Kaufman lascia la Russia nel 1917 in preda alla Rivoluzione d’Ottobre e, dopo un viaggio drammatico attraverso Germania e Belgio, arriva a Parigi nel 1927. Durante gli anni che trascorre in giro per mezza Europa, mantiene una fitta corrispondenza con i fratelli, che in tal modo gli danno lezioni di cinema, poi conosce Jean Lods e Léon Moussinac. Sempre nel ’27 è fra i realizzatori del cortometraggio “Les Halles Centrales” ma la prima vera esperienza cinematografica è dell’anno seguente, con la compagnia dell’amico Jean Lods, nelle riprese di “Le Mile – La vie d’un fleuve” e “La Marche des Machines d’Eugene Deslaw”. Alla fine del 1928 incontra Jean Vigo e da subito nasce una sincera e autentica amicizia nonché affinità artistica che si traduce in un´assidua collaborazione.

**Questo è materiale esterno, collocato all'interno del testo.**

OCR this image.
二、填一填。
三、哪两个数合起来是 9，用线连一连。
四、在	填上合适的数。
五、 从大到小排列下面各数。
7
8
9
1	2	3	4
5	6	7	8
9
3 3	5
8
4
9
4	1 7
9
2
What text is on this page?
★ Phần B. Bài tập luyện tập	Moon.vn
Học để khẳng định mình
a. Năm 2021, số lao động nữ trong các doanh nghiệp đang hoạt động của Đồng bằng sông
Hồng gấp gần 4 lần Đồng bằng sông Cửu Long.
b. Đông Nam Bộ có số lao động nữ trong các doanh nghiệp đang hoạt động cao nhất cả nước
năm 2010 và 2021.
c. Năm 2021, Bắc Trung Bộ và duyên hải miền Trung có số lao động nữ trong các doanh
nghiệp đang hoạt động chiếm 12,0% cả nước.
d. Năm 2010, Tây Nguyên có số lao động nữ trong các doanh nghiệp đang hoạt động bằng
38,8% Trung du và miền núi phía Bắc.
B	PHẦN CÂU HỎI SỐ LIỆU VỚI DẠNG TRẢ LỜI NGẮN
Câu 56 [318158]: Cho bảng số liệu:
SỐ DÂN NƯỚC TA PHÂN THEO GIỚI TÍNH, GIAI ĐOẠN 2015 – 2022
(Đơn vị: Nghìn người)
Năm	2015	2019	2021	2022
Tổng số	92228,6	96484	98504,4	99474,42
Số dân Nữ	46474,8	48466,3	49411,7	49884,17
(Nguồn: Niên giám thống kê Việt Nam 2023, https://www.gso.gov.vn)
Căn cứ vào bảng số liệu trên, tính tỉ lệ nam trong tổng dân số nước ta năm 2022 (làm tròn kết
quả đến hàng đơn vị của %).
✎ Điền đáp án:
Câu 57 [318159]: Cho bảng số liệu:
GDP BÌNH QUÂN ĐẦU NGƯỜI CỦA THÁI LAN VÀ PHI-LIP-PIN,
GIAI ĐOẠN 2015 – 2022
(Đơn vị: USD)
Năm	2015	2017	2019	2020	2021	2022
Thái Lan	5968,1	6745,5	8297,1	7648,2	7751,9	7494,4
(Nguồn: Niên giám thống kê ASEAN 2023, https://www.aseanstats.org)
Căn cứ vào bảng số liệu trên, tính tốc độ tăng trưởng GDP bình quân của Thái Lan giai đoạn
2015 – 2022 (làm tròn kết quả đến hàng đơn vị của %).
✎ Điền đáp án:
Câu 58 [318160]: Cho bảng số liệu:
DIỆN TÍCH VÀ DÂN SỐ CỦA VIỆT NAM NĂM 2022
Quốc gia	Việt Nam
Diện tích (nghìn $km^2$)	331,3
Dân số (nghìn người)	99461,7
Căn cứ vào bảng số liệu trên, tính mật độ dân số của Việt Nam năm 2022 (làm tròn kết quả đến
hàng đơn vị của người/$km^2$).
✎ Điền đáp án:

Kaufman collabora inoltre con Marc Allegret, Henry Chomette, Christian Jacque, Abel Gance, René Le Haniff, Dimitri Kirsanov e altri. Allo scoppio della Seconda Guerra Mondiale combatte nell’esercito francese e dopo l’invasione tedesca del 1940 si trasferisce negli Stati Uniti, ad Hollywood, ma senza successo. La sua esperienza lo porta a lavorare in Canada, all’Office National Film Board di John Grierson, nella produzione di documentari, quindi nel War Office of Public Information, con cui collabora per il documentario “Arturo Toscanini, L’Hymne des Nations” del 1944. Nuovamente in USA lavora al Servizio Pubbliche Informazioni e collabora al documentario “Un voyage au pays des las medicine” del 1946.
Negli anni Cinquanta e Sessanta lavora con Sidney Lumet ed Elia Kazan (cura la fotografia del celeberrimo “Fronte del Porto” che gli vale il Premio Oscar 1955 e la “nomination” nel 1957 per “Baby Doll”) e, poi con Otto Preminger e Jules Dassin. Nel ’65 è direttore della fotografia nel cortometraggio “Film” di Samuel Beckett, quindi nel 1970 si ritira a vita privata a New York, dove muore poco dopo.